Beau de par sa stature et son feuillage, ce dirigeant est insignifiant avec sa floraison constituée de petits chatons mâles qui disséminent des nuées de pollen jaune au grand désespoir des personnes allergiques. Les fleurs femelles sont toutes aussi insignifiantes, situées à l'aisselle d'une écaille, elles ne se révèlent qu'à la formation du fruit, le gland, entouré de sa cupule prolongée d'un long pédoncule. Doit-on y trouver une explication à la symbolisation de la fertilité chez de nombreux peuples indo-européens ? Quoi qu'il en soit, la cupule et son pédoncule idéalisent la fameuse pipe avec laquelle les enfants jouent pour ressembler à leur papi ! Quant au reste du fruit, il constitue une seule graine riche en amidon et tanin qui lui confère des propriétés antiseptiques, astringentes, fébrifuges et toniques. Les grands-mères allemandes rationnées durant la première guerre mondiale devaient bénéficier bien malgré elles de ces bienfaits quand elles s'en servaient comme un ersatz du café

Comme tout bon monarque, le Chêne pédonculé se doit de prémunir le peuple des famines. Un dicton dit que s'il y a beaucoup de glands au pied de l'arbre à l'automne, l'hiver sera long et rigoureux, et que c'est un signe de bonne récolte. Mais qu'importe ces balivernes, les glands serviront à nourrir les cochons, et même si les hommes s'en nourrissaient avant l'avènement de la culture du blé, ils s'en nourrissent encore puisqu'il existe des recettes de terrine aux glands !

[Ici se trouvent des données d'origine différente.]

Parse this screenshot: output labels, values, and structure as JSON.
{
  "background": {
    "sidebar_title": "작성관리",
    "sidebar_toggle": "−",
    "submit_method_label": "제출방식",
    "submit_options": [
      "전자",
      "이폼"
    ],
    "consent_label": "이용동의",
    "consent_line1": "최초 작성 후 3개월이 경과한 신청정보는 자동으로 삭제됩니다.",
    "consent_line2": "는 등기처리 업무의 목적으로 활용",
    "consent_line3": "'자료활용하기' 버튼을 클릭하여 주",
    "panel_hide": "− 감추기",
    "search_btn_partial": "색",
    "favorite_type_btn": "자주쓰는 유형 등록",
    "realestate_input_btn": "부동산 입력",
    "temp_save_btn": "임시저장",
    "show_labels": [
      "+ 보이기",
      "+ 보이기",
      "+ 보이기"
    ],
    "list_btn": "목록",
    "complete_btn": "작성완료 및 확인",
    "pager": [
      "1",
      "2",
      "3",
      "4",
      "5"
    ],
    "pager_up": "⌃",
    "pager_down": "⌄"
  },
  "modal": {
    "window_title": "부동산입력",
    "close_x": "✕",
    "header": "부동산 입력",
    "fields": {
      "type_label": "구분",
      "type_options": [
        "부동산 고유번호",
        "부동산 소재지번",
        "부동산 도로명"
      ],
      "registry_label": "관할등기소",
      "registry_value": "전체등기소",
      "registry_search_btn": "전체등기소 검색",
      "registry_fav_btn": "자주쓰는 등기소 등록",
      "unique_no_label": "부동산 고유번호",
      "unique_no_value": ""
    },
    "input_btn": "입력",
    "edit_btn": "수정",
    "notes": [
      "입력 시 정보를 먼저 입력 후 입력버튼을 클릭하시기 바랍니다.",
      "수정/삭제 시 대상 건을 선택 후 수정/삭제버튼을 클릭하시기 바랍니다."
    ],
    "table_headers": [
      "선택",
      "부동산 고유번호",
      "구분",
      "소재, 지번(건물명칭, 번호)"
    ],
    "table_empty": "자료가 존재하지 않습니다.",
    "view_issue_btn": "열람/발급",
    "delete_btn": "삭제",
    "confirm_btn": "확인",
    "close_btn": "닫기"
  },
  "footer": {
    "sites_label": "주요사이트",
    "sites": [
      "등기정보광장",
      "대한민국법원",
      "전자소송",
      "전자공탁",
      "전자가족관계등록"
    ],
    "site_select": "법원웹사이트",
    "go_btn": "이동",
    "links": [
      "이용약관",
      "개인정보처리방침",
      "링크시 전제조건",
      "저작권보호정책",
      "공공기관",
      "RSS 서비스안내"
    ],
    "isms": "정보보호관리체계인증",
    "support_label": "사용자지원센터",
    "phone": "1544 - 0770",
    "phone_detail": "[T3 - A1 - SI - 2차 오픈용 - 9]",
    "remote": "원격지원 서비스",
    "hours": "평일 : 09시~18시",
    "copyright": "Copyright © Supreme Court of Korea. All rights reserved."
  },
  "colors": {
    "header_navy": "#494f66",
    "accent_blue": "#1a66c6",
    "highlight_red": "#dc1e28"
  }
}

Ce roi est aussi un grand guerrier. Les jeunes rameaux souples tressés en couronne félicitent le vainqueur, et son bois formant un assemblage servait à placer les « dépouilles opimes », c'est à dire les armes prises au chef de l'armée ennemie. Mais derrière cette cruauté, le tronc du vieil arbre est souvent creux et constitue une merveilleuse cachette pour les enfants, des fuyards, comme un prêtre réfractaire ici, ou un "bleu" blessé au temps de la chouannerie vendéenne. Seul le gui arrive parfois à percer la dureté de son écorce profondément gerçurée et c'est ainsi que certains druides bretons ont pu entrer dans la légende avec leur serpe d'or !

Ce seigneur est juste, tout comme Saint-Louis qui rendait la justice sous son ombrage. Même Zeus chez les Grecs, Jupiter chez les Romains, ou Donar chez les Germains, ou tout autre dieu de la foudre n'osent le toucher. Cela a été prouvé statistiquement de nos jours! Cette force ne peut que se retrouver dans son bois dur et apte à la fabrication de tonneaux, de traverses de chemin de fer, de lames de parquet, ou encore la réalisation d'écluses, de membrures de bateaux, etc. Le Chêne pédonculé s'invite jusque dans nos maisons en placage ou en un excellent combustible.

A l'origine de nombreuses croyances païennes, beaucoup de chênes sacrés furent abattus au cours de l'avancée du christianisme. Reculant devant les déboisements du Moyen-âge, les remembrements et l'urbanisation de la fin du XXème siècle, les quelques spécimens remarquables sont devenus pour les civilisations modernes que nous sommes les nouvelles reliques d'un peuple dépossédé de ses liens avec la nature. Le roi est mort, vive le roi …des forêts !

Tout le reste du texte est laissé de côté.